As the coronavirus pandemic continues, manufacturers must find ways to improve operational efficiency. This is expected to accelerate trends such as automation and remote management, which could not only help with efficiency but also with new social distancing and health safety norms.

Accelerating adoption of automation

Curtis Simpson Armis
Curtis Simpson, CISO, Armis
Factories have been becoming more and more automated for years; however, COVID-19 is expected to further drive automation.

For one, automating warehouse operations, especially amid COVID-19, enables businesses to maintain their supply chain while cutting costs and eliminating human-borne business risks, like illnesses or strikes, according to Curtis Simpson, CISO at Armis.

“As we’ve seen with numerous manufacturers, employees in tight, enclosed spaces have the potential to get sick, which by extension, can impact a company’s ability to make and distribute products. I anticipate manufacturers will increasingly look to automate industrial operations, as it’s an opportunity to both reduce costs and fortify their business,” Simpson said.

Adrian Lloyd, CEO of Interact Analysis, suggests that any factory production line constructed in the next three years will include significantly more automation than it would have without COVID-19. “The effect of this will be to ‘bed in’ automation as a strategy — even in companies that would otherwise have been skeptical,” he said, adding that many companies across the manufacturing space are bringing forward their automation plans.

More remote solutions

One of the ways the coronavirus pandemic has had a major impact is with remote workers. In pre-COVID-19 days workers were able to physically walk up to the equipment they needed access to; now they need to be able to access it remotely.

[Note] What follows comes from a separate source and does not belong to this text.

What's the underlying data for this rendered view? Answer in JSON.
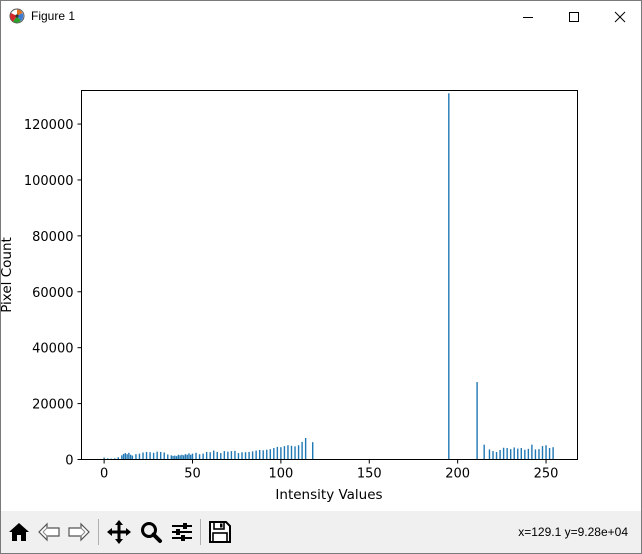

Many companies like Bayshore Networks offer remote access solutions that can “assist in helping workers access equipment in a much more granular and secure manner than even VPN technology can do,” according to Kevin Senator, CEO of Bayshore Networks.

“Access can be controlled by operations and by equipment type, protocol, user type and even down to what they’re allowed to do while remote, giving encrypted, end-to-end cybersecurity while absent from the office,” he said.

More focus on cybersecurity

More remote access comes with increased cybersecurity concerns. In fact, the pandemic has led to a dramatic rise in cyberattacks by opportunistic cybercriminals and nation-state hackers.

“Cybercriminals are more than aware that most enterprises have limited capabilities in terms of being able to detect and respond to cyberattacks affecting IoT and OT devices, With limited visibility and a heavy workload, both the desire and opportunity for bad actors to materially impact manufacturing environments in this current climate is high,” Simpson said.

So while manufacturers explore adopting more robotic arms or autonomous devices, they must also double down on cybersecurity efforts.

COVID-19 in the long term

With no end in sight, what impact COVID-19 will have on the manufacturing sector in the long run is still unfolding. Yet, Senator pointed to there being some “obvious repercussions on supply chain, competitive forces and the broader interconnectedness of manufacturing endeavors.”

In the meantime, manufacturers will have to keep factories prepared for new normals, and up to speed with industrial automation trends, if they hope to remain competitive and operationally efficient.